CASE STUDY

Building a multi-channel funnel view for marketing attribution

The client (a 20+ years old US based home décor business) depends heavily on digital marketing to generate traffic and demand on its e-commerce website. Thus, its paramount for the client to understand what kind of channel pathing is being most efficient in generating quality traffic and revenue lift. To be able to do such an analysis, the client was dependent heavily on Google’s MCF data, and its availability along with other marketing data to make analysis and dashboards comprehensive. Thus, there was an opportunity for the client to build a connector and get the Google’s MCF data as part of its marketing data warehouse in AWS RDS. The connector was coded in Python and it was hosted in AWS EC2. Inside the code, connector pulls the data using API that remits data in JSON format.

The Challenge

Google’s MCF Data extraction using an API had a few challenges. The data couldn’t be extracted for large date ranges, as there was a ceiling on the volume of data that could be extracted, and such a large data output was often sampled, and not the complete one. Thus, the connector had to be designed to pre-assess the possible volume of the data extract request, and then meter it accordingly. The connector also had to validate the output against a total expected record count from the available system of record, and if any discrepancy, self-correct and reattempt. This iterative data-pull required connector to be trained and optimized for different scenario handling. The connector was coded in Python and it was hosted in AWS EC2. Inside the code, connector pulls the data using API that remits data in JSON format.

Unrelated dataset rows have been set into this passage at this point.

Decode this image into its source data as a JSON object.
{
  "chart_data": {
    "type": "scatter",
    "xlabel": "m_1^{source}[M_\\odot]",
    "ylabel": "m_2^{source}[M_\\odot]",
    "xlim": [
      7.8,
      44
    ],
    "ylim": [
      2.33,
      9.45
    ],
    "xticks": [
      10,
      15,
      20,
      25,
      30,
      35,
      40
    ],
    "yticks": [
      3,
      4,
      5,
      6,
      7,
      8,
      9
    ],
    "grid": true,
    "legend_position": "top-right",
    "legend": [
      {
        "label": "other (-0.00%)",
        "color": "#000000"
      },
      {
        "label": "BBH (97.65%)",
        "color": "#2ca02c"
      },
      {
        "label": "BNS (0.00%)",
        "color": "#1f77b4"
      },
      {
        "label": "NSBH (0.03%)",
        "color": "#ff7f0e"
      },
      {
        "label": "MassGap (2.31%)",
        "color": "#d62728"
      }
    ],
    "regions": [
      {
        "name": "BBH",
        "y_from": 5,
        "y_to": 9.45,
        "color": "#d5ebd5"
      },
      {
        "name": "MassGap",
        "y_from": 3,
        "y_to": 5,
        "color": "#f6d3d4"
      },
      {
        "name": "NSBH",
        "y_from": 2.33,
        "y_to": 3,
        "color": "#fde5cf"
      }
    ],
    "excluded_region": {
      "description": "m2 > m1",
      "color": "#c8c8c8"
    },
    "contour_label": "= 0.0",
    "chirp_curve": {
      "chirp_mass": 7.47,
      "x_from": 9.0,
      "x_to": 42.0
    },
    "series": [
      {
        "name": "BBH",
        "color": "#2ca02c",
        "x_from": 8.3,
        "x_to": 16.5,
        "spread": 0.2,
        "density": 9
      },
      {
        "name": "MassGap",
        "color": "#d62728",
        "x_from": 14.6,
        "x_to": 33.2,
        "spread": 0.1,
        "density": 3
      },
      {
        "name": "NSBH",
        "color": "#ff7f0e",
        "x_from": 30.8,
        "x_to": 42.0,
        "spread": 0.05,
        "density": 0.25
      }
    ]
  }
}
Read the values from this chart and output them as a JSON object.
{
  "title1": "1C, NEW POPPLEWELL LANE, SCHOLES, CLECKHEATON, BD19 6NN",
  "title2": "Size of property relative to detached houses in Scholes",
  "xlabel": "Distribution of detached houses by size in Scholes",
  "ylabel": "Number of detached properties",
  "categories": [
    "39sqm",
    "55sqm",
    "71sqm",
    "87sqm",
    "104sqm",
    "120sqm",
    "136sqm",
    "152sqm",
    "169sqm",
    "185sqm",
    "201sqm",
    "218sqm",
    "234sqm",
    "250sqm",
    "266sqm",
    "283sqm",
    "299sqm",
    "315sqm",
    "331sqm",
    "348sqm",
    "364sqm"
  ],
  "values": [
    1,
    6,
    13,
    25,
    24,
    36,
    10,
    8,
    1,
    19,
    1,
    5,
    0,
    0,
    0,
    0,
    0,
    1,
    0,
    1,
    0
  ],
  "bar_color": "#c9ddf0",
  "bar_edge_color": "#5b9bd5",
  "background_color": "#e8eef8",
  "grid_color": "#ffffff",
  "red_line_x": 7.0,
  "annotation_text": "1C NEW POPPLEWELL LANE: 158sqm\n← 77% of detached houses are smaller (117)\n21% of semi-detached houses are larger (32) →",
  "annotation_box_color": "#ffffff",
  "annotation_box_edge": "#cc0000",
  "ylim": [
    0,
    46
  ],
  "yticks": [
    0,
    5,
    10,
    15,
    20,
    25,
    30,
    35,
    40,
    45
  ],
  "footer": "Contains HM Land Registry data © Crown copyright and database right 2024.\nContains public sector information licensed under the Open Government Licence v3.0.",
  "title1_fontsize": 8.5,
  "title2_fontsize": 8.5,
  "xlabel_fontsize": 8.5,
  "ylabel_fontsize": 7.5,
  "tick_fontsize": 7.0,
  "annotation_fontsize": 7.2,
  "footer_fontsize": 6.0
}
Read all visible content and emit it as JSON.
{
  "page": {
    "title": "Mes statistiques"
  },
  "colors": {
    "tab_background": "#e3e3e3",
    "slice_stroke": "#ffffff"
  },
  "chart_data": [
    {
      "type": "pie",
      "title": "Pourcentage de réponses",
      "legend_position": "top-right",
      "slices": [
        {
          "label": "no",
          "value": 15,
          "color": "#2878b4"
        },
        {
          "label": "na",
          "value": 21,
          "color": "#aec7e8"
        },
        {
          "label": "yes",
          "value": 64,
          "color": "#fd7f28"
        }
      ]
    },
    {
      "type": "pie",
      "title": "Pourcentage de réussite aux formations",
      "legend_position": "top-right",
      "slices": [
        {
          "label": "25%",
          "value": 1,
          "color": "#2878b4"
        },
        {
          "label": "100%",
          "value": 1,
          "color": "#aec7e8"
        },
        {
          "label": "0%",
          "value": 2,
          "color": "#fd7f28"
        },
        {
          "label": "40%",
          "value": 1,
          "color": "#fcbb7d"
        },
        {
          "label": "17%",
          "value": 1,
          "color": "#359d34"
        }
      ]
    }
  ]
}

Connector Build and Deploy

The connector was coded in Python and it was hosted in AWS Data Pipeline. Inside the code, connector pulls the data using API that remits data in JSON format. The connector then converts the json into readable tabular format and splits the nested data into multiple rows and assigns index. The data validation within the connector happens in two steps using MYSQL as temporaray database for validation and any root cause analysis. Once validated, connector inserts data into an RDS table.

The Solution

One-time historical pull

Initially the connector script ran to pull historical data for the last 3 years, processed the data, and pushed to RDS.

API sampling problem handling

Google MCF API samples the data if we request the data for large date ranges. So, the connector was programmed such way that even if the user requested large date range, internally script breaks down date range to individual dates and pull data against each day, and this approach reduces the sampling data from API.

Auto Refresh

AWS data pipeline is a managed ETL service that can launch a virtual machine at a daily scheduled time to run the python-based connector to pull the data from MCF API and process it and push the transformed data to an RDS table. It has an inbuilt mechanism to alert the user using SNS notification if there is any failure in pipeline or any error occurred during the ETL run.